In economics, Béatrice Cherrier, associate professor at CREST-CNRS, works on exploring the history of economics, highlights women economists. Demonstrating that the current recognition of women in the economic profession is not recent and has its roots in the 1970s, Cherrier’s research challenges the idea that, until recently, the prominent thinkers and practitioners in economics were exclusively men.
In collaboration with co-authors, her publication “Economic is not a Man’s Field: CSWEP and the First Gender Reckoning in Economics: 1971-1991” explores the history of gender recognition through the archives of the American Economic Association. Beyond supporting women economists, gender inequalities are a recurring theme at CREST among studies developed by PhD candidates in economics and sociology.

Doctoral contributions

Léa Dubreuil, in her third year of doctoral studies at CREST-GENES-IP Paris, specializes in labor economics and gender inequalities, with a particular focus on women’s behavior in the labor market following childbirth. Her work revolves around two specific projects related to gender inequalities:
With Bertrand Garbinti and Carole Bonnet, their research focuses on inequalities in the labor market between women and men after the birth of the first child. They observe a significant decline in wages and hours worked for women compared to men. The uniqueness of this project lies in the ability to examine what happens within a couple.
In collaboration with Marion Brouard, Léa’s project explores the reasons for the decrease in the number of hours worked by women after the birth of the first child. They examine how mothers’ preferences for personally caring for their children can explain the rate of part-time work among mothers and their behavior regarding family public policies.

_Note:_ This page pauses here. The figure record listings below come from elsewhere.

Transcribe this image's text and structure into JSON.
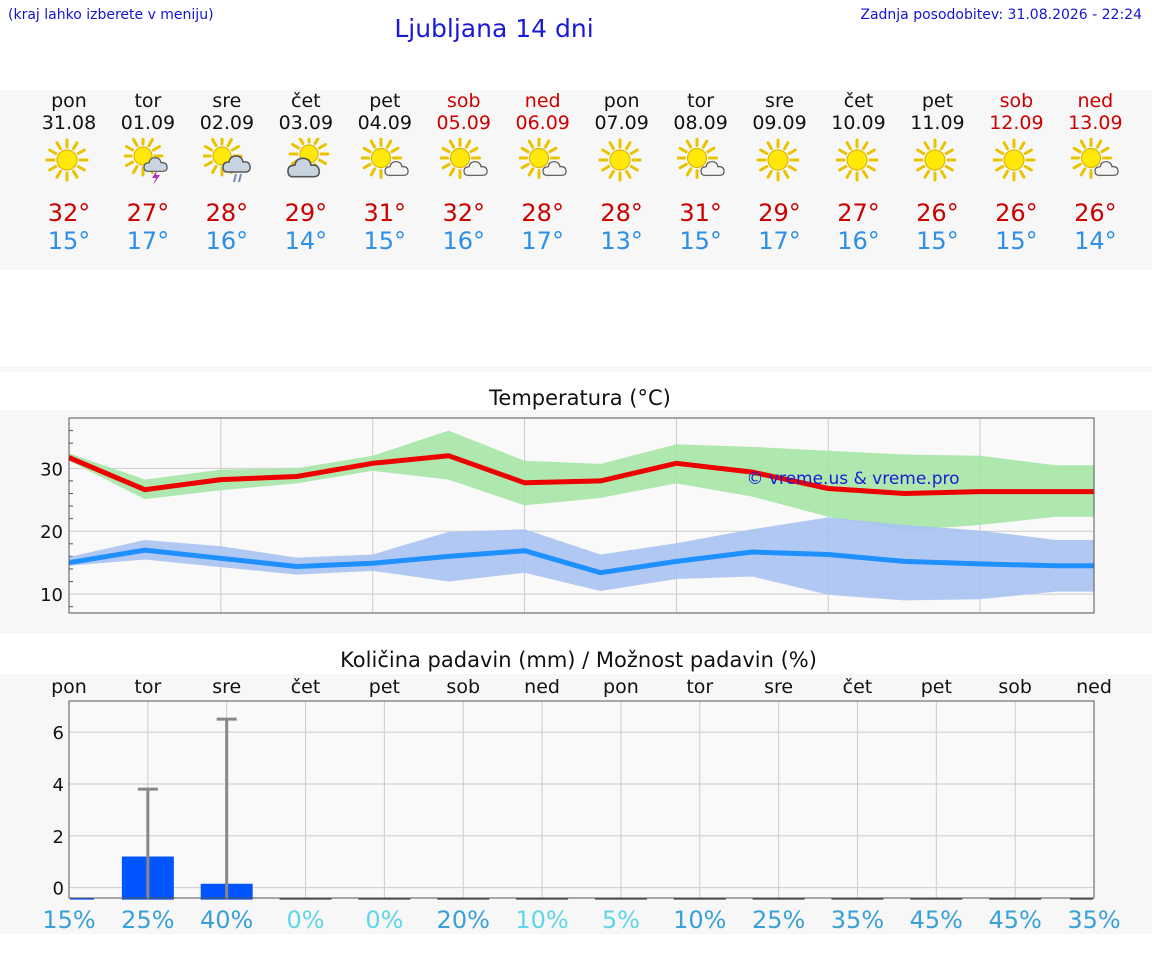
{
  "header": {
    "hint": "(kraj lahko izberete v meniju)",
    "title": "Ljubljana 14 dni",
    "updated": "Zadnja posodobitev: 31.08.2026 - 22:24"
  },
  "colors": {
    "link_blue": "#1414d4",
    "max_temp": "#cc0000",
    "min_temp": "#2e8fe6",
    "weekend": "#cc0000",
    "band_bg": "#f7f7f7",
    "max_line": "#ee0000",
    "max_range": "#a5e6a5",
    "min_line": "#1e90ff",
    "min_range": "#a8c2f2",
    "precip_bar": "#0055ff",
    "error_bar": "#888888"
  },
  "days": [
    {
      "name": "pon",
      "date": "31.08",
      "weekend": false,
      "icon": "sun-icon",
      "max": "32°",
      "min": "15°"
    },
    {
      "name": "tor",
      "date": "01.09",
      "weekend": false,
      "icon": "thunderstorm-icon",
      "max": "27°",
      "min": "17°"
    },
    {
      "name": "sre",
      "date": "02.09",
      "weekend": false,
      "icon": "sun-cloud-rain-icon",
      "max": "28°",
      "min": "16°"
    },
    {
      "name": "čet",
      "date": "03.09",
      "weekend": false,
      "icon": "sun-big-cloud-icon",
      "max": "29°",
      "min": "14°"
    },
    {
      "name": "pet",
      "date": "04.09",
      "weekend": false,
      "icon": "sun-small-cloud-icon",
      "max": "31°",
      "min": "15°"
    },
    {
      "name": "sob",
      "date": "05.09",
      "weekend": true,
      "icon": "sun-small-cloud-icon",
      "max": "32°",
      "min": "16°"
    },
    {
      "name": "ned",
      "date": "06.09",
      "weekend": true,
      "icon": "sun-small-cloud-icon",
      "max": "28°",
      "min": "17°"
    },
    {
      "name": "pon",
      "date": "07.09",
      "weekend": false,
      "icon": "sun-icon",
      "max": "28°",
      "min": "13°"
    },
    {
      "name": "tor",
      "date": "08.09",
      "weekend": false,
      "icon": "sun-small-cloud-icon",
      "max": "31°",
      "min": "15°"
    },
    {
      "name": "sre",
      "date": "09.09",
      "weekend": false,
      "icon": "sun-icon",
      "max": "29°",
      "min": "17°"
    },
    {
      "name": "čet",
      "date": "10.09",
      "weekend": false,
      "icon": "sun-icon",
      "max": "27°",
      "min": "16°"
    },
    {
      "name": "pet",
      "date": "11.09",
      "weekend": false,
      "icon": "sun-icon",
      "max": "26°",
      "min": "15°"
    },
    {
      "name": "sob",
      "date": "12.09",
      "weekend": true,
      "icon": "sun-icon",
      "max": "26°",
      "min": "15°"
    },
    {
      "name": "ned",
      "date": "13.09",
      "weekend": true,
      "icon": "sun-small-cloud-icon",
      "max": "26°",
      "min": "14°"
    }
  ],
  "chart_data": [
    {
      "type": "line",
      "title": "Temperatura (°C)",
      "watermark": "© vreme.us & vreme.pro",
      "x": [
        "pon",
        "tor",
        "sre",
        "čet",
        "pet",
        "sob",
        "ned",
        "pon",
        "tor",
        "sre",
        "čet",
        "pet",
        "sob",
        "ned"
      ],
      "ylim": [
        7,
        38
      ],
      "yticks": [
        10,
        20,
        30
      ],
      "grid": true,
      "x_end": 13.5,
      "series": [
        {
          "key": "max",
          "values": [
            31.7,
            26.6,
            28.2,
            28.7,
            30.8,
            32.0,
            27.7,
            28.0,
            30.8,
            29.4,
            26.8,
            26.0,
            26.3,
            26.3
          ],
          "range_high": [
            32.4,
            28.2,
            29.8,
            30.0,
            32.0,
            36.0,
            31.2,
            30.7,
            33.8,
            33.4,
            32.8,
            32.2,
            32.0,
            30.5
          ],
          "range_low": [
            31.2,
            25.1,
            26.5,
            27.6,
            29.6,
            28.2,
            24.1,
            25.3,
            27.6,
            25.5,
            22.3,
            20.1,
            21.0,
            22.3
          ]
        },
        {
          "key": "min",
          "values": [
            15.0,
            17.0,
            15.7,
            14.4,
            14.9,
            16.0,
            16.9,
            13.4,
            15.2,
            16.7,
            16.3,
            15.2,
            14.8,
            14.5
          ],
          "range_high": [
            15.9,
            18.6,
            17.6,
            15.8,
            16.3,
            19.9,
            20.3,
            16.3,
            18.1,
            20.3,
            22.2,
            21.0,
            20.1,
            18.6
          ],
          "range_low": [
            14.5,
            15.5,
            14.3,
            13.1,
            13.7,
            12.0,
            13.4,
            10.5,
            12.4,
            12.8,
            9.9,
            9.0,
            9.2,
            10.4
          ]
        }
      ]
    },
    {
      "type": "bar",
      "title": "Količina padavin (mm) / Možnost padavin (%)",
      "categories": [
        "pon",
        "tor",
        "sre",
        "čet",
        "pet",
        "sob",
        "ned",
        "pon",
        "tor",
        "sre",
        "čet",
        "pet",
        "sob",
        "ned"
      ],
      "values": [
        0,
        1.2,
        0.15,
        0,
        0,
        0,
        0,
        0,
        0,
        0,
        0,
        0,
        0,
        0
      ],
      "error_high": [
        0,
        3.8,
        6.5,
        0,
        0,
        0,
        0,
        0,
        0,
        0,
        0,
        0,
        0,
        0
      ],
      "ylim": [
        -0.4,
        7.2
      ],
      "yticks": [
        0,
        2,
        4,
        6
      ],
      "grid": true,
      "probability": [
        {
          "label": "15%",
          "color": "#3aa0d8"
        },
        {
          "label": "25%",
          "color": "#3aa0d8"
        },
        {
          "label": "40%",
          "color": "#3aa0d8"
        },
        {
          "label": "0%",
          "color": "#5fd6e6"
        },
        {
          "label": "0%",
          "color": "#5fd6e6"
        },
        {
          "label": "20%",
          "color": "#3aa0d8"
        },
        {
          "label": "10%",
          "color": "#5fd6e6"
        },
        {
          "label": "5%",
          "color": "#5fd6e6"
        },
        {
          "label": "10%",
          "color": "#3aa0d8"
        },
        {
          "label": "25%",
          "color": "#3aa0d8"
        },
        {
          "label": "35%",
          "color": "#3aa0d8"
        },
        {
          "label": "45%",
          "color": "#3aa0d8"
        },
        {
          "label": "45%",
          "color": "#3aa0d8"
        },
        {
          "label": "35%",
          "color": "#3aa0d8"
        }
      ]
    }
  ]
}
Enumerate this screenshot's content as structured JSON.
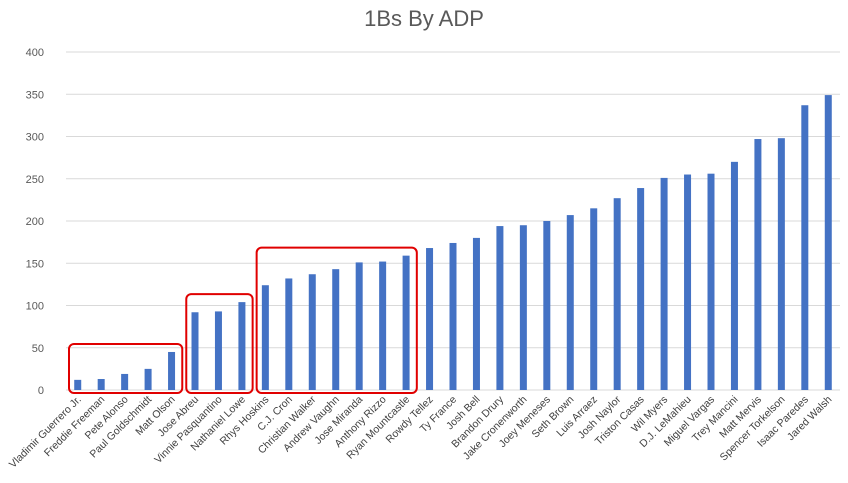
{
  "chart_data": {
    "type": "bar",
    "title": "1Bs By ADP",
    "xlabel": "",
    "ylabel": "",
    "ylim": [
      0,
      400
    ],
    "yticks": [
      0,
      50,
      100,
      150,
      200,
      250,
      300,
      350,
      400
    ],
    "grid": true,
    "bar_color": "#4472C4",
    "highlight_color": "#E00000",
    "categories": [
      "Vladimir Guerrero Jr.",
      "Freddie Freeman",
      "Pete Alonso",
      "Paul Goldschmidt",
      "Matt Olson",
      "Jose Abreu",
      "Vinnie Pasquantino",
      "Nathaniel Lowe",
      "Rhys Hoskins",
      "C.J. Cron",
      "Christian Walker",
      "Andrew Vaughn",
      "Jose Miranda",
      "Anthony Rizzo",
      "Ryan Mountcastle",
      "Rowdy Tellez",
      "Ty France",
      "Josh Bell",
      "Brandon Drury",
      "Jake Cronenworth",
      "Joey Meneses",
      "Seth Brown",
      "Luis Arraez",
      "Josh Naylor",
      "Triston Casas",
      "Wil Myers",
      "D.J. LeMahieu",
      "Miguel Vargas",
      "Trey Mancini",
      "Matt Mervis",
      "Spencer Torkelson",
      "Isaac Paredes",
      "Jared Walsh"
    ],
    "values": [
      12,
      13,
      19,
      25,
      45,
      92,
      93,
      104,
      124,
      132,
      137,
      143,
      151,
      152,
      159,
      168,
      174,
      180,
      194,
      195,
      200,
      207,
      215,
      227,
      239,
      251,
      255,
      256,
      270,
      297,
      298,
      337,
      349
    ],
    "highlight_groups": [
      [
        0,
        4
      ],
      [
        5,
        7
      ],
      [
        8,
        14
      ]
    ]
  }
}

Federica Meluzzi, a fourth-year doctoral student at CREST-GENES-IP Paris, also works on labor economics and public economics, with a focus on gender differences in the labor market. Specifically, her work addresses differences in job search behavior between the sexes, the influence of social norms, and the role of parental policies on equality within couples.
In an article, currently in the final stages and titled “The College Melting Pot: Peers, Culture and Women’s Job Search,” she presents large-scale evidence on the effects of the social environment, represented by university classmates, on women’s job search behavior and career choices.
Federica relies on administrative and survey data covering all university graduates in Italy, combined with quasi-random variations in gender norms among peers, measured by the local characteristics of the province of origin.
Her results indicate that exposure to classmates with a more egalitarian gender culture leads to significant increases in women’s labor supply, both through greater acceptance of full-time jobs and increases in their working hours. Analysis of original data on students’ beliefs reveals that the main mechanism at play is that of social learning.

Gender Inequality Discussion Group

CREST’s PhD candidates remain committed to highlighting gender inequalities and advocating for women’s rights. The “Gender, Family, and Sexuality” reading group, initiated by economics and sociology PhD candidates, promotes discussions on research articles, whether original or not.
With 26 participants (professors, PhD candidates, and research assistants), this interdisciplinary reading group facilitates exchanges on current gender-related topics, presenting innovative sociological and economic results and methodological tools.

While the developed research represents only a sample of the undertaken projects, it is crucial to emphasize that CREST’s research is not limited to isolated initiatives. Moreover, these studies rely on innovative tools and approaches. These innovative methodologies (new data, new data analysis techniques) form the foundation for significant advancements in both societal and academic domains, such as advancing women’s rights by deciphering gender inequalities.
CREST approaches gender inequalities with a multidisciplinary perspective. These efforts contribute not only to shedding light on crucial questions in fields such as economics and sociology but also actively shaping the landscape of gender inequality research.